# Please help me find this song



## 66kicks (Oct 12, 2020)

Hi everyone, I'm so desperate to find this song, please can you help me.
I don't think this is the original version but a sample of it. I remember hearing this song a long time a go before music streaming became a thing and loving but not knowing it. I think it may even have been in a film also.
I'm hoping it's a classic and easy for you guys to help me with? It features at the start of the video below.

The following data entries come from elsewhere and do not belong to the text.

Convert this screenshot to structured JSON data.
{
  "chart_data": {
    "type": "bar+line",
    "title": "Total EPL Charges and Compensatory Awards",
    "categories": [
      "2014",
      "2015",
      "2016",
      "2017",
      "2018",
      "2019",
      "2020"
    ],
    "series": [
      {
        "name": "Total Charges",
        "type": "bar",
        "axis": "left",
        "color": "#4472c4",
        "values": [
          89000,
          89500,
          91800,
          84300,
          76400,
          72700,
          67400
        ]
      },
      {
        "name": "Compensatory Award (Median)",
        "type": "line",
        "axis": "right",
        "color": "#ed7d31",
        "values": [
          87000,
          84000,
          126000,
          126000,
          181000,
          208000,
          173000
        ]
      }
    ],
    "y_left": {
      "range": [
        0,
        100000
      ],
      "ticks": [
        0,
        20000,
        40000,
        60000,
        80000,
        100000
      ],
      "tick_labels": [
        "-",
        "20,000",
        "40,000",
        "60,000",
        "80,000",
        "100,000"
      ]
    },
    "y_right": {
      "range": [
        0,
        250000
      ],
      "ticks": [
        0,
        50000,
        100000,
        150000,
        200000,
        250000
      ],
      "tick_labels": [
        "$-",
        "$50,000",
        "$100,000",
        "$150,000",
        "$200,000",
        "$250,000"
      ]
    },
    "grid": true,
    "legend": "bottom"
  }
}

Which is also very informative if your kids wish to learn about the great work of Florence Nightingale 

https://www.bbc.co.uk/teach/class-clips-video/history-ks1-ks2-florence-nightingale/z68fcqt


----------



## Rogerx (Apr 27, 2018)

66kicks said:


> Hi everyone, I'm so desperate to find this song, please can you help me.
> I don't think this is the original version but a sample of it. I remember hearing this song a long time a go before music streaming became a thing and loving but not knowing it. I think it may even have been in a film also.
> I'm hoping it's a classic and easy for you guys to help me with? It features at the start of the video below. Which is also very informative if your kids wish to learn about the great work of Florence Nightingale
> 
> https://www.bbc.co.uk/teach/class-clips-video/history-ks1-ks2-florence-nightingale/z68fcqt


Only visible for UK residents.


----------